Review of Mark Lause, Race and Radicalism in the Union Army.

Summary of the book content.

Lause has played a significant role in filling a large historiography gap in Civil War studies at large. An interesting subject of discussion on interracial activism, Mark Lause writes about John Brown spearheading the formation of a triracial Federal Army that aimed at coming up with a union that would benefit the blacks, white soldiers, and the Indians at once and for sure in the end emerging victorious—fostered by the themes of racism, idealism, and greed, Lause sort to dig deep into the interaction of reform, radicalism, and some of the race-based interactions that existed among whites, blacks, and the Indians.

Lause is after knowing how the American people accepted the conception of the multiracial idea and how it thrived.[1] Lause also looks at the impact of abolitionist insertions on the relationship with Indians and the role of non-white people in that war, which was deemed crucial as he focuses on the men and women in Brown’s support regarding territorial Kansas. According to Lause, he feels like the experience made the three participants feel as though there is some interdependence in their destinies. Lause goes ahead to point out the significant impact the union triggered regarding the military’s course in the upper Trans-Mississippi.

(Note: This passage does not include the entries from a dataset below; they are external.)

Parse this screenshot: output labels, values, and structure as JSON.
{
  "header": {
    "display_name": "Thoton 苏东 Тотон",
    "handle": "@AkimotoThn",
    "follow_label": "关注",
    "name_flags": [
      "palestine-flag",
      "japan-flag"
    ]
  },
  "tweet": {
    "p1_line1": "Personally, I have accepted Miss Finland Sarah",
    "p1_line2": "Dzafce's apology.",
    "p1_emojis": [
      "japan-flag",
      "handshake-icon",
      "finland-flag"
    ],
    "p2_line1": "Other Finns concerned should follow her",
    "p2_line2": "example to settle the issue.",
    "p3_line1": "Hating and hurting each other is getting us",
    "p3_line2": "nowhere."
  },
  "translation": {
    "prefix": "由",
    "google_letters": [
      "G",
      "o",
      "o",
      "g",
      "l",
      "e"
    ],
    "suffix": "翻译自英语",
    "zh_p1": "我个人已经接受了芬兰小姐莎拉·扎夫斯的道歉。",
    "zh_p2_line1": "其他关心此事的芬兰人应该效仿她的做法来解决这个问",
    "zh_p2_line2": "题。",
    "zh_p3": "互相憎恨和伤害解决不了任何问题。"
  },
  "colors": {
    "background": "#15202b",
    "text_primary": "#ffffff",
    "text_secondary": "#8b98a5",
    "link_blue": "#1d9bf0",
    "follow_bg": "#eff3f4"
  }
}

Lause goes ahead to assert that the government willfully redefined the profitable land of Indians and gave it to some civilian officers, military, and contractors, which deemed the possibility of there being any interracial society. He says that the civil war results wiped out much of the memory about the Western war, especially in Oklahoma, the Indian Territory.

 

Major arguments made by Mark Lause.

He argues that a great contribution by John Brown to put up a spirited fight by leading a multiracial union into battle, which they emerged victorious over the confederacy on July 17, 1863, got forgotten in the collective history of America by the onset of Dixie’s myth “lost cause.” The narrative on racism and radicalism by Lause adds some twists to various key thematic reviews of West America and the civil war.

Mark insists that sectional conflict provided an incredible chances for the ideal turn-around in U.S social relationships during that era. He has incorporated the Indians in the history of the civil war in a unique way.[1] Lause points out the fearlessness of the black combatant fighter in the West since they worked with poor payments, federal abandonment of Indian lands because of the unions’ victories; there were supply shortages and attempts made by the whites and radicals to play the Indians against the colored Americans. He says that such sufferings were enough signs of pending deceptions by the Union military authorities related to business selfishness.

However, Mark Lause starts his story in Territorial Kansas, where he illustrates that the call to “white settlement” and the sanguinary fight over slavery attracted a mixture of trade unionists, spiritualists, land reformers, and socialists. All the mentioned reformers compounded resistance to slavery with a radical “free labor” observation of a “decentralized and democratized civilization” liberated from the autocracy of “capital as well as slaveholding.”[1] According to Lause, the reformers saw an equal opportunity in racial relations and class. John Brown facilitated to resolve biased laws by using army forces. In the book, Lause went further to argue that western theatre tested radicalization principles. The white slaveholders were more attached to the hierarchies than the Indian slaveholders. This meant that Indians were strongly opposed to slavery, while the white slaveholders like the Ottawa and Delaware were sympathetic to antislavery. The author has contributed significantly to the most current interpretations of the civil war history, stressing on the interconnection between the battlefront and home front of the civilian war men and the military who shaped the nature and outcome of the civil war. [1] Lause argues that the white federals mistreated Indians during and after the civil wars. In the last chapter, Lause illustrates that despite all the benefits that prompted the native population due to their outstanding support to the federal war efforts, most of the union members worked to do away with land titles and focused on provisioning native groups.

Mark Lause’s works have been well perceived by many since it has significantly contributed to the United States of the nineteenth century. The book has indicated the new ways of investigating U.S domestic politics, race relations, and the civil war battlefield. It, however, calls for thorough research on how economics, abolitionism, race, and intertribal conflict removal molded the Indian politics.

 

 

 

 

 

 

 

 

 

 

 

Reference

Lause, Mark A. Race and Radicalism in the Union Army. University of Illinois Press, 2010.

 

 

 

[1]. Mark A. Lause, Race and Radicalism in the Union Army. (University of Illinois Press, 2010).